Good description pattern

<description>

Fetch GitHub issues, spawn sub-agents to implement fixes and open PRs,

then monitor and address PR review comments.

Use when: fixing bugs across a repo autonomously.

NOT for: simple PR lookups or CI status (use github skill instead).

</description>

What the Community Is Saying

"Claude Code Unpacked" landing at #1 on Hacker News this morning with 9 comments in under an hour is telling — people are hungry to understand what their AI coding tools are actually doing under the hood, not just what the marketing page claims. On r/LocalLLaMA, the running theme lately is frustration with capability gaps: agents that confidently claim tool access they don't actually have, or that silently fail when an integration breaks. Reddit's ML community has been comparing tool-use implementations across Claude, GPT-4.1, and Gemini 2.5 Pro — the consistent finding is that structured tool definitions (like SKILL.md's precise use/not-for framing) produce significantly fewer ambiguous selections than free-form plugin descriptions. Meanwhile on X, the developers seeing the most consistent output from agentic setups are the ones who treat their skill/tool library as first-class code: versioned, documented, tested. The pattern that's emerged: if you can't describe what a skill does in two sentences with concrete exclusions, neither can your agent.

Build Your Own Skill in 15 Minutes

The minimum viable skill is three files: a directory, a SKILL.md, and optionally a scripts/ subfolder for any shell or Python helpers. Here's the structure that actually works:

# Create the skill directory

mkdir -p ~/.openclaw/workspace/skills/my-skill/scripts

# Minimum SKILL.md structure

cat > ~/.openclaw/workspace/skills/my-skill/SKILL.md <<EOF

# My Skill Name

<description>

One sentence: what this skill does.

Use when: [specific trigger condition].

NOT for: [clear exclusion].

</description>

## Steps

1. Do X using [tool]

2. Do Y

3. Report result to user

EOF

A few things worth knowing before you start writing. Skills are read at the beginning of a task — they're instructions, not wrappers. The agent will follow them the same way it follows any other context, which means if your skill says "always confirm before deleting," it will actually always confirm before deleting. Scripts in the scripts/ directory should be referenced by path from the SKILL.md, not assumed to be in PATH.
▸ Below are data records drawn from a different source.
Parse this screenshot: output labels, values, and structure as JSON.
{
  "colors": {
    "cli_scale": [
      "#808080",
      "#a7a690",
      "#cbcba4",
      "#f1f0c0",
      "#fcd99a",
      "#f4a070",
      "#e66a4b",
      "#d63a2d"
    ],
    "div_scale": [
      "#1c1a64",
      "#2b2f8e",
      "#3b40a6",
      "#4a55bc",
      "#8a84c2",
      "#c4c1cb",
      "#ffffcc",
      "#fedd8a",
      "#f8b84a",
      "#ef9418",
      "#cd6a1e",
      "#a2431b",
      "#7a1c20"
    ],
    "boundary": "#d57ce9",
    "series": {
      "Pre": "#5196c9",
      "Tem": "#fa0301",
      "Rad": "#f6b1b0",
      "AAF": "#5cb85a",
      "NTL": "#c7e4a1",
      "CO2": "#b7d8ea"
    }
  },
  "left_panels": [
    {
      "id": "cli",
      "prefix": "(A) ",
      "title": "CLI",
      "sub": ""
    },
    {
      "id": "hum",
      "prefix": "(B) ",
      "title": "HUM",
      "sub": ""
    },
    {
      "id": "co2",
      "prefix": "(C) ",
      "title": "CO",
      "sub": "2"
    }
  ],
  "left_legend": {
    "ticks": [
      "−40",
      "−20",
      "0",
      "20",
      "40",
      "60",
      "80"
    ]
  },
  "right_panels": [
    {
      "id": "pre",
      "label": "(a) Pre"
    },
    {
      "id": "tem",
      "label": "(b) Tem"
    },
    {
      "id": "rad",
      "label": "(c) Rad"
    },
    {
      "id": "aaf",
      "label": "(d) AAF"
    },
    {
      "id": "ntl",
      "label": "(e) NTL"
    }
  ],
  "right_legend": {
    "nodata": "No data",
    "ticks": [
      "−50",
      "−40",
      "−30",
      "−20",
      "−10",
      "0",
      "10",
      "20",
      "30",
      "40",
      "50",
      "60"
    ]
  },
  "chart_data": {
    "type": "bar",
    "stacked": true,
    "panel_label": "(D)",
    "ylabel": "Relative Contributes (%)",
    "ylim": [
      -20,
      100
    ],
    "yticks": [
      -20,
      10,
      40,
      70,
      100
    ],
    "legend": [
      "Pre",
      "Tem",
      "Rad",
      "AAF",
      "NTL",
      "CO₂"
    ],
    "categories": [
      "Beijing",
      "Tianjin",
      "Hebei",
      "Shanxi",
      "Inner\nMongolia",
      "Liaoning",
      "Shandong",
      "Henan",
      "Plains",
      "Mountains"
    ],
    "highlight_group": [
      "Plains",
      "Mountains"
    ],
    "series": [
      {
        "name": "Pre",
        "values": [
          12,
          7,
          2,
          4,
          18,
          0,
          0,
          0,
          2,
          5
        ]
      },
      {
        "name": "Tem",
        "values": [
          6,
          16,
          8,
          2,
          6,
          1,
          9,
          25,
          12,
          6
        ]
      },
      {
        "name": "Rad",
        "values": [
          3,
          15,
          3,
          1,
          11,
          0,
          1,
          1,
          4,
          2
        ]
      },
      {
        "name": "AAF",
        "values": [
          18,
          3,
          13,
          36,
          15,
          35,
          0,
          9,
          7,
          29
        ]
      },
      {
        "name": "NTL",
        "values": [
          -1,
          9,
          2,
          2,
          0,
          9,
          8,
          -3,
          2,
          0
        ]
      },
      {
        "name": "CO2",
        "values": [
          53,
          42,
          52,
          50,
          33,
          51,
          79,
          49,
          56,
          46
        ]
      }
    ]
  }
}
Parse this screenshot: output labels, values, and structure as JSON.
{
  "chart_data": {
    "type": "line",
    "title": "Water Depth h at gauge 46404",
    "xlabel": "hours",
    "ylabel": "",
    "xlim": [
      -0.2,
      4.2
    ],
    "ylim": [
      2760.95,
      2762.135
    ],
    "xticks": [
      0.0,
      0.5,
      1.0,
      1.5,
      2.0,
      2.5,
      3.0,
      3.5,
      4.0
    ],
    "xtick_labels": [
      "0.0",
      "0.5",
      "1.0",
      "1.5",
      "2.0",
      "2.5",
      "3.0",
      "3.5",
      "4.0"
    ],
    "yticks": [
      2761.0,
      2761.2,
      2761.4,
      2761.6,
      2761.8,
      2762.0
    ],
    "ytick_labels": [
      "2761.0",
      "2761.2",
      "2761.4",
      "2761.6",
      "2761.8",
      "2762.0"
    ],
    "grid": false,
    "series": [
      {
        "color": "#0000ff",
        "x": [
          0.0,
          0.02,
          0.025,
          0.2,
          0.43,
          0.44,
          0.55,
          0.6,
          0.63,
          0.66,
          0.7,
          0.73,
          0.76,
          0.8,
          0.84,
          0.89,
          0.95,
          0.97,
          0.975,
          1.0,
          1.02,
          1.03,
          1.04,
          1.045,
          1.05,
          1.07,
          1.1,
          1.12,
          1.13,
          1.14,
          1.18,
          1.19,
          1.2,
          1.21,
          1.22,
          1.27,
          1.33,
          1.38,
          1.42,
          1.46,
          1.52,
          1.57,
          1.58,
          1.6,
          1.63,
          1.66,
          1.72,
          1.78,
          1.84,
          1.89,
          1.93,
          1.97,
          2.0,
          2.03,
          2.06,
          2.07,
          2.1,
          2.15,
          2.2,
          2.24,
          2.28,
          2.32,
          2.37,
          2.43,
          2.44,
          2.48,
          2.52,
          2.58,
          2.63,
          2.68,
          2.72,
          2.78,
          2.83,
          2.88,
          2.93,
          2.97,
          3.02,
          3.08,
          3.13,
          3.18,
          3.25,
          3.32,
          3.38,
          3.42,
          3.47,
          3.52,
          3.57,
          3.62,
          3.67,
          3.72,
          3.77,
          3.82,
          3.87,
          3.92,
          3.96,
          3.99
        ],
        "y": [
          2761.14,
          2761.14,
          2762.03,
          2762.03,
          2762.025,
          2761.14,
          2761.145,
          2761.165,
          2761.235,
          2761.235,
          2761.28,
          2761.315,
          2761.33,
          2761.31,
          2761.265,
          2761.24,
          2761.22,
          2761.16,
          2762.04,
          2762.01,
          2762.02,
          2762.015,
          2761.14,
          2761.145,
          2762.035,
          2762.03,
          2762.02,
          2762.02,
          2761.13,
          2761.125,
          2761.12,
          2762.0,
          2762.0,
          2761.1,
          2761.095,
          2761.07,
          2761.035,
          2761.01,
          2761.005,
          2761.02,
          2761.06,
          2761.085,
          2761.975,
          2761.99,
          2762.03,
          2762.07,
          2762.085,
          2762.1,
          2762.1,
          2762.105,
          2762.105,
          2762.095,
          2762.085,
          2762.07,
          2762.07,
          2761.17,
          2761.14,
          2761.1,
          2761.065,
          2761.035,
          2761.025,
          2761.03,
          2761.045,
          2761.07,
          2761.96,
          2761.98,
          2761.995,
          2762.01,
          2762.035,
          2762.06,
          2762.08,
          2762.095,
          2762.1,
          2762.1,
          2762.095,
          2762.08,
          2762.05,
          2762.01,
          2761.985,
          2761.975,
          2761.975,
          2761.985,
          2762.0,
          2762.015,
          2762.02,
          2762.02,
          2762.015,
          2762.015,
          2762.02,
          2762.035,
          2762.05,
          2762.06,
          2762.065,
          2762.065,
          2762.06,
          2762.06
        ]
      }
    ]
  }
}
The fastest way to get a working skill is to use the skill-creator skill itself: just say "create a skill that does X" and it'll scaffold the whole thing. Then you review and edit. Takes about five minutes for anything non-trivial. See also: How to Build Custom OpenClaw Skills.

Start With Three Skills

Don't try to activate everything at once. Pick the three skills that match your highest-friction daily tasks, spend an afternoon learning how they behave, then expand from there. Most people who get value from OpenClaw fast are using github + gog + summarize or github + cron + healthcheck within their first week.